Each lake is different, but in general, oxygen levels begin to reach critical levels for stocked fish species in shallow Interior lakes by late January, said fisheries biologist April Behr, who oversees the ADF&G Stocked Waters Program in Fairbanks.

ice fishing - Alaska Department of Fish and Game (ADFG)

“Natural processes such as decomposition and respiration consume oxygen, and the rate at which oxygen is removed from a lake depends on multiple factors such as depth and the amount of vegetation,” Behr said. “Approximately 49 percent of the stocked lakes around Fairbanks and Delta winterkill, and 28 percent of the stocked lakes in the Glennallen area winterkill.” 

Popular stocked lakes that winterkill in the Fairbanks area include Ballaine, Cushman, and some of the small ponds along the Steese Highway, Chena Hot Springs Road, and Richardson Highway, Behr said.

It is important to note, said Behr, that different species have different oxygen tolerances, and some native species (such as northern pike and blackfish) can withstand extremely low oxygen levels for extended periods of time. 

Once the oxygen levels drop and fish aren’t moving as much, catch rates drop off.
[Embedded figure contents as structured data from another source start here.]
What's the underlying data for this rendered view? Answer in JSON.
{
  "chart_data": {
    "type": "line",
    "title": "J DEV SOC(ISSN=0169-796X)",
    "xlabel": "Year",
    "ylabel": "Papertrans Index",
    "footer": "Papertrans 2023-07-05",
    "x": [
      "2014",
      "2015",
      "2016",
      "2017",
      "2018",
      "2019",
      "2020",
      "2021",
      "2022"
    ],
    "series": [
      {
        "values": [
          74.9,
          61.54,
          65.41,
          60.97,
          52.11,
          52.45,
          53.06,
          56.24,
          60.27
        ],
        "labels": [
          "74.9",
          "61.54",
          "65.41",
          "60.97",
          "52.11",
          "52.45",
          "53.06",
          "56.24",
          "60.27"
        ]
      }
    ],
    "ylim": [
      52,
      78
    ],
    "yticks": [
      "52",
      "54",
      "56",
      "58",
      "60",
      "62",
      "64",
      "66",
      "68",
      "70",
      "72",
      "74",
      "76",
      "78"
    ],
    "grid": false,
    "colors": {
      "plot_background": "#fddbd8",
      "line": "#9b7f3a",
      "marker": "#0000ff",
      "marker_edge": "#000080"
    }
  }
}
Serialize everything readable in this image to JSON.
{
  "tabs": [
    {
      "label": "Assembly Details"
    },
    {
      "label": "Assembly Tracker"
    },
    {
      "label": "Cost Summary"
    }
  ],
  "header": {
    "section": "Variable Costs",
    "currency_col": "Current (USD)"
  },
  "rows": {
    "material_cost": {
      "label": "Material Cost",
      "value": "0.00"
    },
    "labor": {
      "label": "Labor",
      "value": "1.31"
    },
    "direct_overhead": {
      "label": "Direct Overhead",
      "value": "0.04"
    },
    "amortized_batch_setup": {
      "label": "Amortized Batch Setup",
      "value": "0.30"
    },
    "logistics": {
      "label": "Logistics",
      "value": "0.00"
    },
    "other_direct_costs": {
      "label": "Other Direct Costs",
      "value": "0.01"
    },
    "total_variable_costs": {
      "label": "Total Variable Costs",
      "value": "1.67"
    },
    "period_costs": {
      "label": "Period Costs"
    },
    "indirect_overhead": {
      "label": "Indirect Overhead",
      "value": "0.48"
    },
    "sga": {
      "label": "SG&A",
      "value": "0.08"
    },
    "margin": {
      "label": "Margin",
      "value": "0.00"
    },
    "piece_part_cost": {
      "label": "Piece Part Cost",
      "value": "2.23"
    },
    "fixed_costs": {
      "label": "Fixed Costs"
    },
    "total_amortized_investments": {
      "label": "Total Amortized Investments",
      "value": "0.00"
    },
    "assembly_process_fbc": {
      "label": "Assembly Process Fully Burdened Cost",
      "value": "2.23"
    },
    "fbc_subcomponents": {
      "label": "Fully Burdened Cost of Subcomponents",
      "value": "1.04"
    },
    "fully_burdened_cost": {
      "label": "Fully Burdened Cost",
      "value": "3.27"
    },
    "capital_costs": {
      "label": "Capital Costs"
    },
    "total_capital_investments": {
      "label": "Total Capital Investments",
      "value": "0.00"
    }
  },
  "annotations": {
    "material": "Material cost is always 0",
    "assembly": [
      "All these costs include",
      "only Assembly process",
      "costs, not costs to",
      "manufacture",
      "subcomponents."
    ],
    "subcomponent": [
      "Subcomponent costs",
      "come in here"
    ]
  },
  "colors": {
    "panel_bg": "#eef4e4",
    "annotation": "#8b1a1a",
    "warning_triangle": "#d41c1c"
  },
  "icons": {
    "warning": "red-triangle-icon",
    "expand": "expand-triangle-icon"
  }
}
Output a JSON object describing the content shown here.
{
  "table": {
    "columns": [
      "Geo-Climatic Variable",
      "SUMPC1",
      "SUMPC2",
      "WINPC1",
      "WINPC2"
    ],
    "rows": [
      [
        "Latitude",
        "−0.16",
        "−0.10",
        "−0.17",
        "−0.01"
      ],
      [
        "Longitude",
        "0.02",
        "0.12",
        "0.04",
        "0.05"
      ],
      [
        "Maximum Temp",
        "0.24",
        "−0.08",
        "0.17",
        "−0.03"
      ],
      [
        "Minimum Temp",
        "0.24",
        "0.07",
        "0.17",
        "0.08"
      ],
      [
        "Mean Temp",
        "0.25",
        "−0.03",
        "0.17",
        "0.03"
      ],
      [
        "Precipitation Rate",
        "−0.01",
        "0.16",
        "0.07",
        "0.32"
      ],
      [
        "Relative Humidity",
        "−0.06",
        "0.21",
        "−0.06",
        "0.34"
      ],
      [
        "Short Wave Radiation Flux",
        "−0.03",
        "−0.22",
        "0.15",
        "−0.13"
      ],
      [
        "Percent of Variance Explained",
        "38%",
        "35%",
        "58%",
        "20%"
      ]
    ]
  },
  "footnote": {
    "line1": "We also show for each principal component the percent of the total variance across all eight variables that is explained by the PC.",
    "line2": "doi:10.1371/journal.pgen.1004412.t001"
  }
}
If you’re not fishing directly over fish, your chances of catching them are greatly reduced, unless you are constantly drilling new holes and changing locations, which means more time spent drilling holes than fishing.

Here are some of the advantages of taking to the ice early, assuming you have drilled test holes to ensure the ice is thick enough to support you, your snowmachine or your vehicle. The general rule of thumb for ice safety is that Ice should be at least 4 inches thick to support the weight of a person, 6 inches thick to support a snowmachine, 8-12 inches thick to support cars and small trucks, and 12-15 inches thick to support larger pickup trucks.

ice fishing - Alaska Department of Fish and Game (ADFG)

The ice is thinner – Interior Alaska is famous for growing good ice. The World Ice Art Championships are held in Fairbanks every March and ice sculptors from around the world drool over the huge 4-foot-thick slabs of ice they get to carve into incredible works of art.

For ice anglers, though, the thicker the ice is the harder it is to cut through it, especially for low-budget anglers who don’t own a gas-powered or electric ice auger. Ice on most small Interior lakes and ponds is already at least 6 inches thick, which is thick enough to support ice anglers but thin enough to cut through easily with a hand auger or even an ice spud/chisel.

“Ice fishing early in the season is easier for people who don’t own a power auger because simple, inexpensive tools like spud bars or axes can be used to easily chop a small hole in the ice when it is less than 12 inches thick,” Gryska said. “Once the ice gets to be over a foot thick, you’re not going to want to use an ice spud or a hand auger.”

And in the spring, once the ice grows to 4 or 5 feet thick, which it routinely does in Interior Alaska, even cutting through it with a powered ice auger is a chore. 

The weather is friendlier – Let’s just say it tends to be a lot warmer and a little bit lighter in November than it is in January and the first half of February.

The average high temperature in Fairbanks in November is 10 degrees above zero and the average low is minus 4 degrees. In January the average high temperature is 0 degrees, and the average low is minus 15 degrees.

Likewise, the amount of daylight in November ranges from almost eight hours on November 1 to nearly five hours on November 30. In January, there is less than 4 hours of daylight on January 1 and just under 7 hours on January 31.

It’s the humane thing to do – As noted above, a portion of the fish stocked in smaller lakes and ponds throughout the Tanana River drainage will die due to winterkill if they’re not caught before January or February.

The way Gryska sees it, as both a biologist and ice angler, is that a fish in a frying pan is better than a dead fish floating in the water when the ice melts.

“We encourage anglers to harvest fish from stocked lakes and ponds early in the winter, especially in those lakes and ponds that winterkill later in the winter,” Gryska said. “We like to see these fish go home with anglers.”